Die Erftsiedlungsgenossenschaft Gindorf eG (ESG) kann man fast schon als „klassisches Unternehmen der gemeinnützigen Wohnungswirtschaft“ bezeichnen. Traditionell gewachsen ist die 1926 gegründete Genossenschaft eng mit dem Standort und der Region verbunden. Sie hat einen Gebäudebestand von rund 150 Objekten mit etwa 550 Wohneinheiten. Die Mitgliederstruktur sieht die Generation „50+“ ganz vorn, und in den vergangenen Jahrzehnten bestimmte vor allem die Sanierung des Bestandes die Aktivitäten.

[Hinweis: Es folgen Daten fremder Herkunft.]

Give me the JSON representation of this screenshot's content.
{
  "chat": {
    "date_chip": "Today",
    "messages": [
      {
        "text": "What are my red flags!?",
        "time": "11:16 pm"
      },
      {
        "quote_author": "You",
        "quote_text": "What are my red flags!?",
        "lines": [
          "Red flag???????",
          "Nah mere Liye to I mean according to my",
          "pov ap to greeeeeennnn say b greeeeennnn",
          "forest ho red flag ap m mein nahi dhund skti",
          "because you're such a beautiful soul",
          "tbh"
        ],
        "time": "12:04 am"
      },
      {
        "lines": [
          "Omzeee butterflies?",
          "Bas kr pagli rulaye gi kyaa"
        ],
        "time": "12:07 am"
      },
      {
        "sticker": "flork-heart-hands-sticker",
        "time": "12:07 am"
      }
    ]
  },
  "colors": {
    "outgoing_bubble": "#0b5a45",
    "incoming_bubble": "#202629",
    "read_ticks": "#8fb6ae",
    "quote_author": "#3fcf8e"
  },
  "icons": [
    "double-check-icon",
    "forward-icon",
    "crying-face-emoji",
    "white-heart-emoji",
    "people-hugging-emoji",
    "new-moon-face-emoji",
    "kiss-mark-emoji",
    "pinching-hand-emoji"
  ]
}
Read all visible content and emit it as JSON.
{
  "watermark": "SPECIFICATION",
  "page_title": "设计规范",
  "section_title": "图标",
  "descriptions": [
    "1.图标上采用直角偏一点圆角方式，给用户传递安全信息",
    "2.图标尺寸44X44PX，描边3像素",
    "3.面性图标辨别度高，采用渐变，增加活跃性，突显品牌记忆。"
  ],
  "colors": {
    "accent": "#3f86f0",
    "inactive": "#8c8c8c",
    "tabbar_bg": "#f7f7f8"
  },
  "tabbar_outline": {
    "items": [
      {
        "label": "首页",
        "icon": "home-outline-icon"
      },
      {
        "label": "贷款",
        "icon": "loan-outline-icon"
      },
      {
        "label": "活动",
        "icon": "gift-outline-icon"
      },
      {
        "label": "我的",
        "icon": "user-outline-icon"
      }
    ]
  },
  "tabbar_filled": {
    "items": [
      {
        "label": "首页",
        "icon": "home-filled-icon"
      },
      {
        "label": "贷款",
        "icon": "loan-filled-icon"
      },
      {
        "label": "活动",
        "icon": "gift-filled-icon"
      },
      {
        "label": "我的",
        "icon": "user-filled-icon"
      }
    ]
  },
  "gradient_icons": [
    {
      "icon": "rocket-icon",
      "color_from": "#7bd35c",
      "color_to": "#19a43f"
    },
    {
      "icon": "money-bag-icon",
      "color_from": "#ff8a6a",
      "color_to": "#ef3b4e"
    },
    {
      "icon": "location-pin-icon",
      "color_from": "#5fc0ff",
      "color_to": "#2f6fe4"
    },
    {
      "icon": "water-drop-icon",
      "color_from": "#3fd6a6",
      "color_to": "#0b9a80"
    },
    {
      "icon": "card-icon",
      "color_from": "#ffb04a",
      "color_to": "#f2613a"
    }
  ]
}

„Mit der demografischen Entwicklung hat sich das Anforderungsprofil, das an die Wohnungen gestellt wird, auch für die ESG eG massiv verändert“, erläutert Jörg Schmitz, seit 2003 hauptamtlicher Vorstand der Genossenschaft. „In der Vergangenheit haben wir kontinuierlich einen hohen Modernisierungsaufwand von durchschnittlich über 37 € pro m² Wohnfläche getrieben, um die Vollvermietung unserer Häuser zu gewährleisten. Jetzt aber verschiebt sich der Fokus zunehmend auf die Ertüchtigung von Wohnungen und auf Neubaumaßnahmen, um die wachsende Nachfrage nach altersgerechten Wohnungen zu erfüllen.“
Im Lastenheft stehen dann aber neben baulichen Voraussetzungen – wie barrierearm mit Aufzug und bodengleichen Duschen – auch immer die Mietnebenkosten ganz vorn: „Vor allem der Energiebedarf trägt bekanntlich zu großen Teilen zum Anstieg der Mietnebenkosten bei. Gerade im Alter wollen die Mieter aber Kalkulationssicherheit, wie diese Belastungen für sie in den nächsten Jahren aussehen. Beim Neubau eines Mehrfamilienhauses mit 19 Wohneinheiten mitten in Grevenbroich haben wir deshalb auf eine Kombination aus energiesparender Bauweise und hoch effizienter Strom- und Wärmeerzeugung über eine KWK-Anlage vor Ort gesetzt, um hier Planungssicherheit zu gewinnen.“
3 Mio. € investiert
Konkret wurden rund 3 Mio. Euro in einen aus drei Einheiten bestehenden, dreigeschossigen Riegelbau auf KfW-55-Niveau investiert. Im Herzen von Grevenbroich gelegen entstanden so rund 1400 m² neue Wohnfläche, aufgeteilt auf 19 gehoben ausgestattete Wohneinheiten mit zwei oder drei Zimmern, zwischen 50 und 90 m² groß, sowie ein 130 m²-Penthouse. Schon Monate vor Fertigstellung waren die Wohnungen komplett vermietet, denn Lage und Ausstattungsniveau überzeugten ebenso wie die Nebenkosten von lediglich 56 Cent/m² für Heizung und Warmwasser.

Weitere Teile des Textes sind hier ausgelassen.